Imam Malik berpendapat bahwa menggadaikan apa yang tidak boleh dijual pada waktu pengadaian dibolehkan seperti buah-buahan yang belum nampak kebaikannya (Rusyd, 1995:352).

7. Hak Penerima Gadai atas Harta Peninggalan

Hak para kreditur atas harta peninggalan seseorang ada yang berasal dari utang lepas, yaitu utang tanpa gadai, dan ada yang berasal dari utang terkait, yaitu utang gadai.

Hak para kreditur atas utang yang berkait dipandang lebih kuat daripada hak para kreditur atas utang lepas, sebab murtahin berhak menahan barang gadai yang merupakan sebagian bagian dari atau bahkan seluruh harta peninggalan.

Oleh karena itu, para ulama sepakat bahwa hak murtahin untuk menerima pembayaran utang, lebih didahulukan daripada hak para kreditur atas utang lepas. Dengan demikian, apabila seseorang meninggal dalam keadaan menanggung dua macam utang, utang lepas dan utang berkait, maka yang berhak menerima pembayaran lebih dahulu adalah murtahin, kemudian baru kreditur utang lepas. Sebab apabila utang yang dibayarkan kepada murtahin meliputi harta peninggalan yang ada, maka para kreditur utang lepas baru akan menerima pembayaran setelah gadai diperoleh dari murtahin (Basyir,1983:63).

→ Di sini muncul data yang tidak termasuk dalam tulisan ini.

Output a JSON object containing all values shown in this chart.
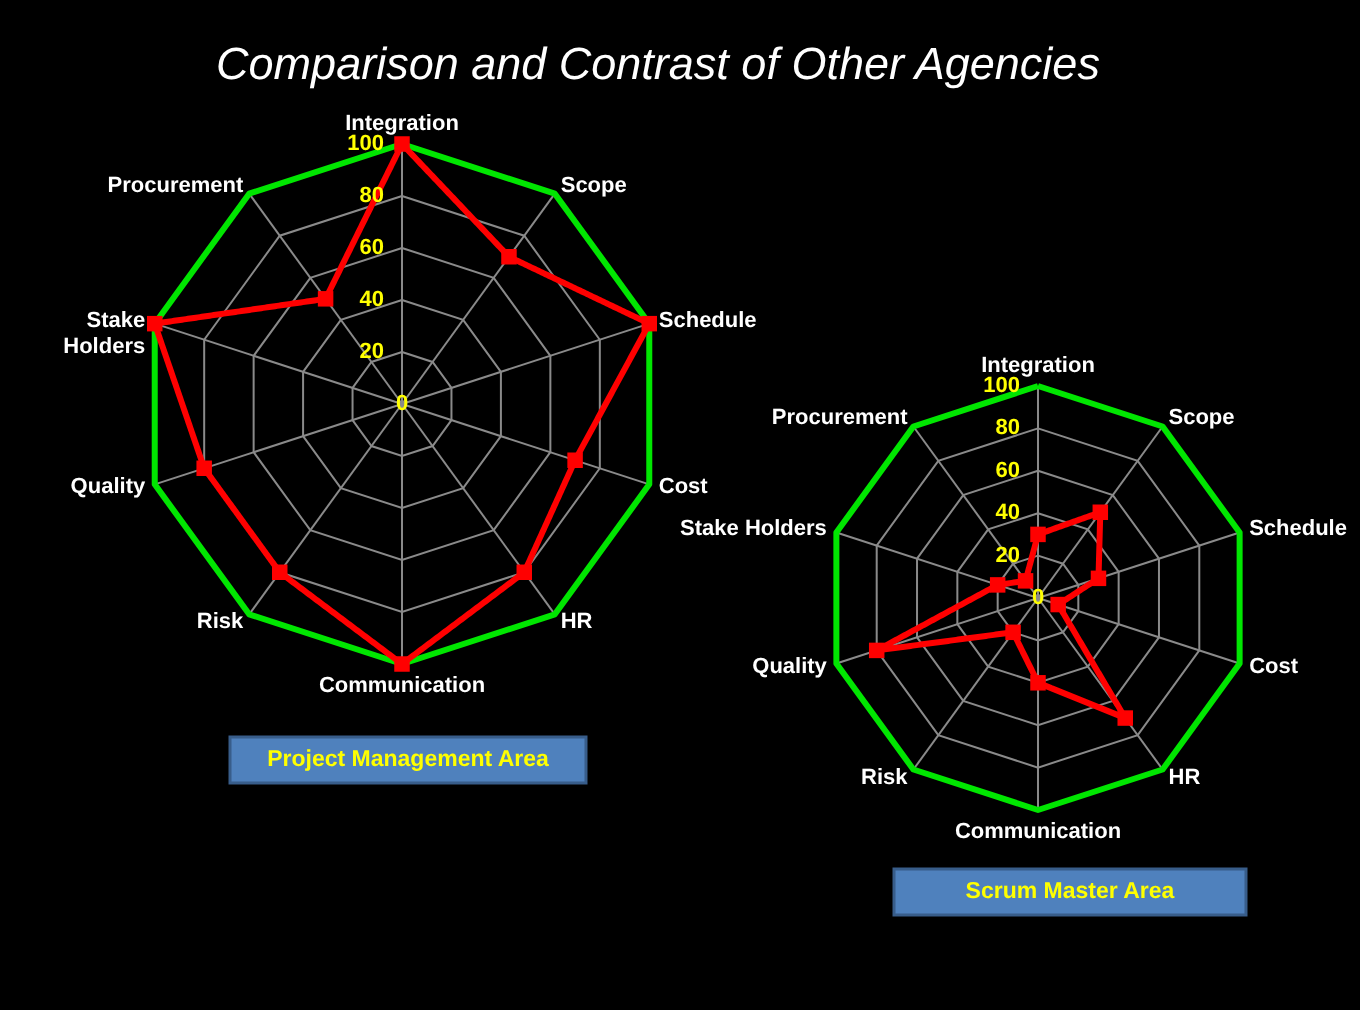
{
  "chart_data": [
    {
      "type": "radar",
      "title": "Comparison and Contrast of Other Agencies",
      "categories": [
        "Integration",
        "Scope",
        "Schedule",
        "Cost",
        "HR",
        "Communication",
        "Risk",
        "Quality",
        "Stake Holders",
        "Procurement"
      ],
      "series": [
        {
          "color": "#ff0000",
          "marker": "square",
          "values": [
            100,
            70,
            100,
            70,
            80,
            100,
            80,
            80,
            100,
            50
          ]
        }
      ],
      "ylim": [
        0,
        100
      ],
      "yticks": [
        0,
        20,
        40,
        60,
        80,
        100
      ],
      "grid": true,
      "annotations": [
        "Project Management Area"
      ]
    },
    {
      "type": "radar",
      "categories": [
        "Integration",
        "Scope",
        "Schedule",
        "Cost",
        "HR",
        "Communication",
        "Risk",
        "Quality",
        "Stake Holders",
        "Procurement"
      ],
      "series": [
        {
          "color": "#ff0000",
          "marker": "square",
          "values": [
            30,
            50,
            30,
            10,
            70,
            40,
            20,
            80,
            20,
            10
          ]
        }
      ],
      "ylim": [
        0,
        100
      ],
      "yticks": [
        0,
        20,
        40,
        60,
        80,
        100
      ],
      "grid": true,
      "annotations": [
        "Scrum Master Area"
      ]
    }
  ]
}
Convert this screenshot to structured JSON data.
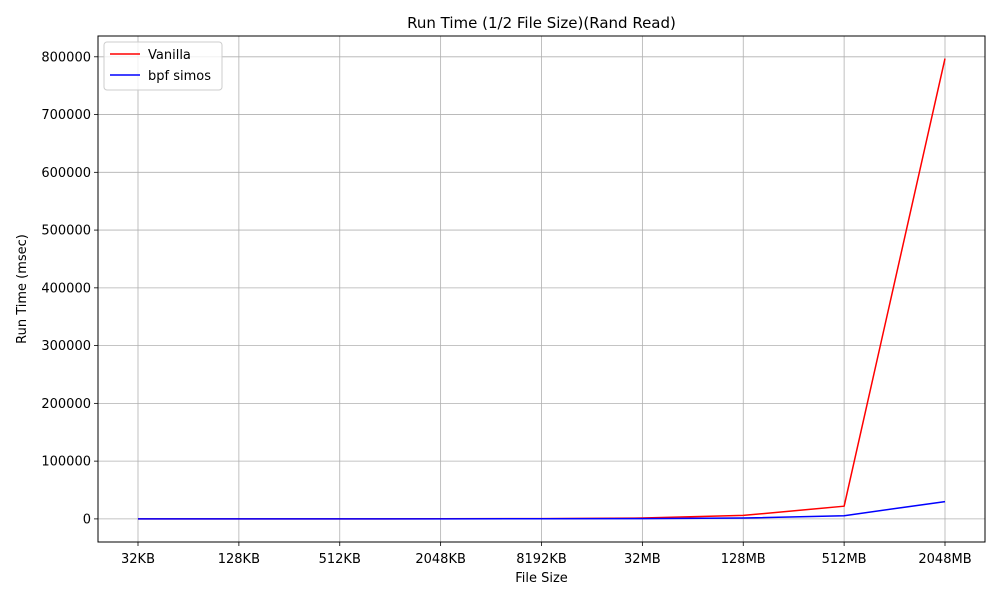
{
  "chart_data": {
    "type": "line",
    "title": "Run Time (1/2 File Size)(Rand Read)",
    "xlabel": "File Size",
    "ylabel": "Run Time (msec)",
    "categories": [
      "32KB",
      "128KB",
      "512KB",
      "2048KB",
      "8192KB",
      "32MB",
      "128MB",
      "512MB",
      "2048MB"
    ],
    "ylim": [
      -40000,
      836000
    ],
    "yticks": [
      0,
      100000,
      200000,
      300000,
      400000,
      500000,
      600000,
      700000,
      800000
    ],
    "grid": true,
    "legend_position": "top-left",
    "series": [
      {
        "name": "Vanilla",
        "color": "#ff0000",
        "values": [
          20,
          40,
          80,
          200,
          500,
          1500,
          6000,
          22000,
          797000
        ]
      },
      {
        "name": "bpf simos",
        "color": "#0000ff",
        "values": [
          10,
          20,
          40,
          90,
          200,
          500,
          1500,
          5500,
          30000
        ]
      }
    ]
  }
}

8. Pembayaran/Pelunasan Utang Gadai

Apabila sampai pada waktu yang telah ditentukan, rahin belum juga membayar kembali utangnya, maka rahin dapat dipaksa oleh murhun untuk menjual barang gadaiannya dan kemudian digunakan untuk melunasi utangnya. Selanjutnya, apabila setelah diperintahkan hakim, rahin tidak mau membayar utangnya dan tidak pula mau menjual barang

gadaiannya, maka hakim dapat memutuskan untuk menjual barang tersebut guna melunasi utang-utangnya.

9. Prosedur Pelelangan Barang Gadai

Jumhur fukaha berpendapat bahwa orang yang menggadaikan tidak boleh menjual atau menghibahkan barang gadai. Sedangkan bagi penerima gadai dibolehkan untuk menjual barang tersebut dengan syarat pada saat jatuh tempo pihak penggadai tidak dapat melunasi kewajibannya.

Jika terdapat persyaratan; menjual barang gadai pada saat jatuh tempo, maka menurut Basyir (1983), hal ini dibolehkan dengan ketentuan:

a.Murtahin harus terlebih dahulu mencari tahu keadaan rahin (mencari tahu penyebab belum melunasinya utang).

b. Dapat memperpanjang tenggang waktu pembayaran. c.Kalau murtahin benar-benar butuh uang dan rahin belum

melunasi hutangnya, maka murtahin boleh memindahkan barang gadai kepada murtahin lain dengan seijin rahin. d. Apabila ketentuan diatas tidak terpenuhi, maka murtahin

boleh menjual barang gadai dan kelebihan uangnya dikembalikan kepada rahin.